Agitated claims that we’re in a “critical time” before the next city election and need an incumbent candidate with a “wealth of knowledge” about what’s happening in the city are greatly exaggerated. Anyone who actually follows the meetings or even reads the minutes knows:
1. There is nothing critical about this 8-month period before the regular city election. The vast bulk of council work is routine and uncomplicated — approvals or not of payments, agreements, variances, grant applications, commission appointments, subdivision plans, city projects, and studies. Information about it is readily available to all.
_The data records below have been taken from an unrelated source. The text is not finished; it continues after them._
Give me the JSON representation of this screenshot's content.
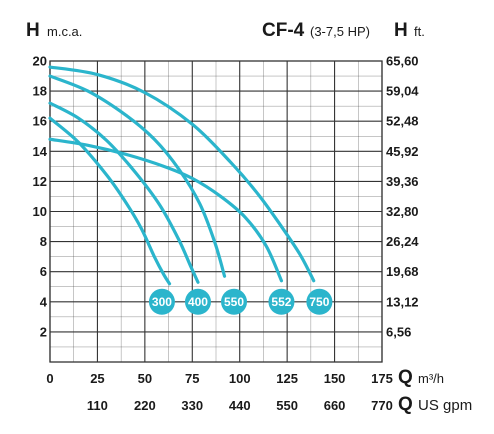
{
  "header": {
    "left_symbol": "H",
    "left_unit": "m.c.a.",
    "model": "CF-4",
    "model_power": "(3-7,5 HP)",
    "right_symbol": "H",
    "right_unit": "ft."
  },
  "axis_labels": {
    "q_symbol_1": "Q",
    "q_unit_1": "m³/h",
    "q_symbol_2": "Q",
    "q_unit_2": "US gpm"
  },
  "colors": {
    "curve": "#2bb5cc",
    "grid": "#333333",
    "text": "#1a1a1a"
  },
  "chart_data": {
    "type": "line",
    "title": "CF-4 (3-7,5 HP)",
    "xlabel": "Q m³/h",
    "x2label": "Q US gpm",
    "ylabel": "H m.c.a.",
    "y2label": "H ft.",
    "xlim": [
      0,
      175
    ],
    "ylim": [
      0,
      20
    ],
    "grid": true,
    "x_ticks": [
      "0",
      "25",
      "50",
      "75",
      "100",
      "125",
      "150",
      "175"
    ],
    "x2_ticks": [
      "110",
      "220",
      "330",
      "440",
      "550",
      "660",
      "770"
    ],
    "y_ticks": [
      "2",
      "4",
      "6",
      "8",
      "10",
      "12",
      "14",
      "16",
      "18",
      "20"
    ],
    "y2_ticks": [
      "6,56",
      "13,12",
      "19,68",
      "26,24",
      "32,80",
      "39,36",
      "45,92",
      "52,48",
      "59,04",
      "65,60"
    ],
    "series": [
      {
        "name": "300",
        "x": [
          0,
          15,
          30,
          40,
          48,
          55,
          60,
          63
        ],
        "y": [
          16.2,
          14.6,
          12.4,
          10.6,
          8.9,
          7.0,
          5.8,
          5.2
        ]
      },
      {
        "name": "400",
        "x": [
          0,
          15,
          30,
          45,
          58,
          68,
          74,
          78
        ],
        "y": [
          17.2,
          16.2,
          14.7,
          12.6,
          10.4,
          8.1,
          6.4,
          5.3
        ]
      },
      {
        "name": "550",
        "x": [
          0,
          20,
          40,
          55,
          68,
          79,
          87,
          92
        ],
        "y": [
          19.0,
          18.0,
          16.4,
          14.8,
          12.8,
          10.5,
          7.9,
          5.7
        ]
      },
      {
        "name": "552",
        "x": [
          0,
          20,
          40,
          60,
          75,
          90,
          103,
          114,
          122
        ],
        "y": [
          14.8,
          14.4,
          13.8,
          13.0,
          12.2,
          11.0,
          9.6,
          7.7,
          5.4
        ]
      },
      {
        "name": "750",
        "x": [
          0,
          25,
          50,
          75,
          95,
          110,
          122,
          132,
          139
        ],
        "y": [
          19.6,
          19.1,
          17.9,
          15.8,
          13.3,
          11.1,
          9.0,
          7.1,
          5.4
        ]
      }
    ],
    "label_points": [
      {
        "name": "300",
        "x": 59,
        "y": 4.0
      },
      {
        "name": "400",
        "x": 78,
        "y": 4.0
      },
      {
        "name": "550",
        "x": 97,
        "y": 4.0
      },
      {
        "name": "552",
        "x": 122,
        "y": 4.0
      },
      {
        "name": "750",
        "x": 142,
        "y": 4.0
      }
    ]
  }
}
2. Non-routine matters — new proposals, policies, ordinances, rezoning or text amendments, for example — are neither frequent nor rocket science. Citizens who pay attention to them have no problem understanding them. An attorney candidate, experienced at developing “working knowledge” of matters in fairly short order, can pick up on them pronto if not already knowledgeable about them.
3. Preserving the city’s tree canopy is more important to its appearance and property values than has been recognized by the council so far, and the greatest loss has taken place on the incumbent candidate’s watch with little action or advocacy undertaken to prevent it.
Claims that we need a mayor to “hit the ground running” are also cooked up. We actually need one who will stay still and focus on Diamondhead alone because that’s what it takes to serve a city as its mayor — concentration on developing good policy and law and attracting business and talent from outside.
I want to see excellence for Diamondhead. Not just “willingness” in office to protect it and make it all it can be, but determination and drive to succeed. That takes ability to persuade, influence, build consensus, and get people on board to get the job done. I think one candidate has more of that ability than the other. That’s why I’m voting for Richard C. Willis for Mayor.